Moyin Saka: Yes, this was the first film I’d ever made but it wasn’t scary at all, I think the nature of the competition took away any possibility of fear, and also the fact that I was shooting in my own house and with one of my best friends made the experience all the more stress-free.
If so, how is this competition beneficial to first time filmmakers?
Moyin Saka: Despite it not being scary for me, I think a beneficial factor of the competition for first timers is the freedom. When you’re restricted to using very basic equipment it really puts you at a creative advantage, it requires you to think beyond the parameters of the norms of let’s say ‘conventional’ filmmaking. You really are forced to delve into more experimental modes of story-telling and depicting and I think that’s really incredible if you’re made to do that at such an early point in your film-making career.

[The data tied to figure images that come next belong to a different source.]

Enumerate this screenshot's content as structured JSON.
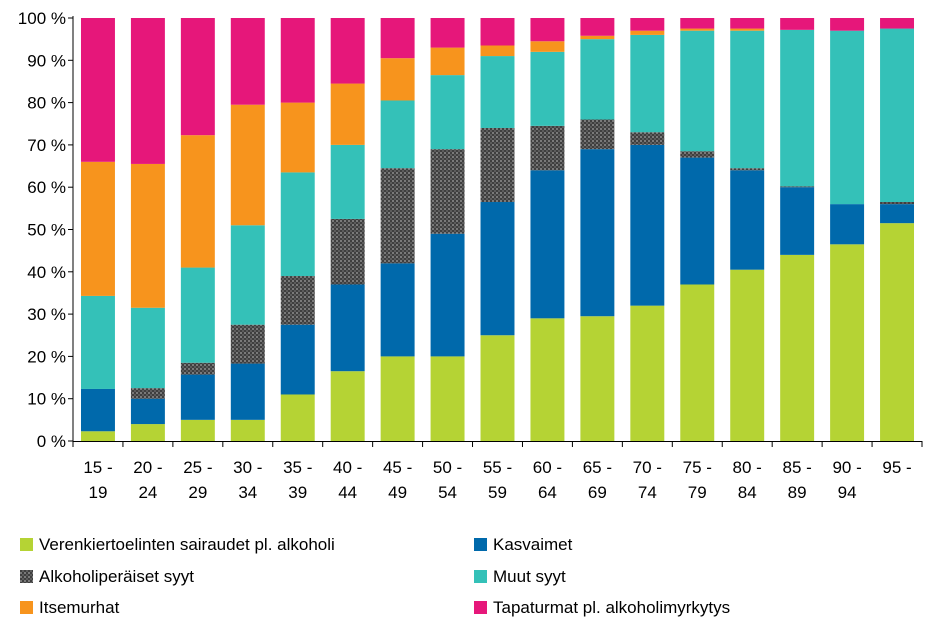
{
  "chart_data": {
    "type": "bar",
    "stacked": true,
    "percent": true,
    "title": "",
    "xlabel": "",
    "ylabel": "",
    "ylim": [
      0,
      100
    ],
    "y_ticks": [
      "0 %",
      "10 %",
      "20 %",
      "30 %",
      "40 %",
      "50 %",
      "60 %",
      "70 %",
      "80 %",
      "90 %",
      "100 %"
    ],
    "grid": false,
    "legend_position": "bottom",
    "categories": [
      [
        "15 -",
        "19"
      ],
      [
        "20 -",
        "24"
      ],
      [
        "25 -",
        "29"
      ],
      [
        "30 -",
        "34"
      ],
      [
        "35 -",
        "39"
      ],
      [
        "40 -",
        "44"
      ],
      [
        "45 -",
        "49"
      ],
      [
        "50 -",
        "54"
      ],
      [
        "55 -",
        "59"
      ],
      [
        "60 -",
        "64"
      ],
      [
        "65 -",
        "69"
      ],
      [
        "70 -",
        "74"
      ],
      [
        "75 -",
        "79"
      ],
      [
        "80 -",
        "84"
      ],
      [
        "85 -",
        "89"
      ],
      [
        "90 -",
        "94"
      ],
      [
        "95 -",
        ""
      ]
    ],
    "series": [
      {
        "name": "Verenkiertoelinten sairaudet pl. alkoholi",
        "color": "#b5d334",
        "pattern": false,
        "values": [
          2.3,
          4.0,
          5.0,
          5.0,
          11.0,
          16.5,
          20.0,
          20.0,
          25.0,
          29.0,
          29.5,
          32.0,
          37.0,
          40.5,
          44.0,
          46.5,
          51.5
        ]
      },
      {
        "name": "Kasvaimet",
        "color": "#0069ab",
        "pattern": false,
        "values": [
          10.0,
          6.0,
          10.7,
          13.3,
          16.5,
          20.5,
          22.0,
          29.0,
          31.5,
          35.0,
          39.5,
          38.0,
          30.0,
          23.5,
          16.0,
          9.5,
          4.5
        ]
      },
      {
        "name": "Alkoholiperäiset syyt",
        "color": "#3f3f3f",
        "pattern": true,
        "values": [
          0.0,
          2.5,
          2.8,
          9.2,
          11.5,
          15.5,
          22.5,
          20.0,
          17.5,
          10.5,
          7.0,
          3.0,
          1.5,
          0.5,
          0.2,
          0.0,
          0.5
        ]
      },
      {
        "name": "Muut syyt",
        "color": "#34c1b8",
        "pattern": false,
        "values": [
          22.0,
          19.0,
          22.5,
          23.5,
          24.5,
          17.5,
          16.0,
          17.5,
          17.0,
          17.5,
          19.0,
          23.0,
          28.5,
          32.5,
          37.0,
          41.0,
          41.0
        ]
      },
      {
        "name": "Itsemurhat",
        "color": "#f7941d",
        "pattern": false,
        "values": [
          31.7,
          34.0,
          31.3,
          28.5,
          16.5,
          14.5,
          10.0,
          6.5,
          2.5,
          2.5,
          0.8,
          1.0,
          0.5,
          0.5,
          0.0,
          0.0,
          0.0
        ]
      },
      {
        "name": "Tapaturmat pl. alkoholimyrkytys",
        "color": "#e6177a",
        "pattern": false,
        "values": [
          34.0,
          34.5,
          27.7,
          20.5,
          20.0,
          15.5,
          9.5,
          7.0,
          6.5,
          5.5,
          4.2,
          3.0,
          2.5,
          2.5,
          2.8,
          3.0,
          2.5
        ]
      }
    ]
  }
}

Another great factor is that it’s really accessible, you know usually when you envision ‘filmmaking’ we think of all this elaborate equipment and the perplexing software that comes alongside it and I think these images can be quite daunting initially, especially for a first timer. But with EWC it’s not like that at all because you’re using the equipment that you use every day, you know, your laptop, your phone, your tablet or whatever you have, you’re used to them, you’re familiar with them – the familiarity is so comforting and it really does help and ease you whilst you’re creating.
How did you come up with the concept?
Moyin Saka: The concept was birthed quite naturally because it was very much a reflection of Travis’s reality, and a part of their reality I was witnessing whilst living with them – In the mornings, Travis would always come into my room after they had gotten ready so they could inspect their outfit in my big mirror, and from my bed I’d just watch them as they gradually fell in love with every aspect of their look, from their clothes to their eye-shadow to their shoes, everything. I’d watch them take pictures of themselves in this comfort and happiness and then I’d watch them leave the house in that same comfort and happiness. And then a few minutes later I’d hear the door slam, I’d hear their footsteps pounding up the stairs and into their room and I knew they’d be going to change their outfit again, all because some transphobic imbecile outside had to have their say or way.
Were you surprised to win?
Moyin Saka: Yeah I genuinely was surprised, there was one other film which I was pretty convinced had the prize so when I heard ‘Too Wide’ being called out it was a pleasant surprise.
Will you continue to make films?
Moyin Saka: Oh yeah, 100%. I have so many ideas for projects that I really want to get started as soon as possible, but at the same time I’m also trying to navigate my way through my 3rd year so I’ll probably deal with that first.
What changes would you like to see in the film world and the creative industries more general?
Moyin Saka: I could answer this question forever, I think there are so many ways in which the creative industries are failing, but the changes I’d most like to see deal with issues of space and authenticity - for example, who is getting their stories told? Who is being used to tell these stories? How are these stories being told? Who really is benefiting from these stories being told? A lot of the time when we see marginalized voices being depicted on screen, or when we hear silenced narratives being told, it’s not real, or it’s been manipulated in a way that distorts the true reality of it.
Another change I’d like to see is a dismantling of this sort of elitist set-up that currently exists within the creative industries - I think there should be more of a conscious and genuine effort to be making these industry spaces more accessible.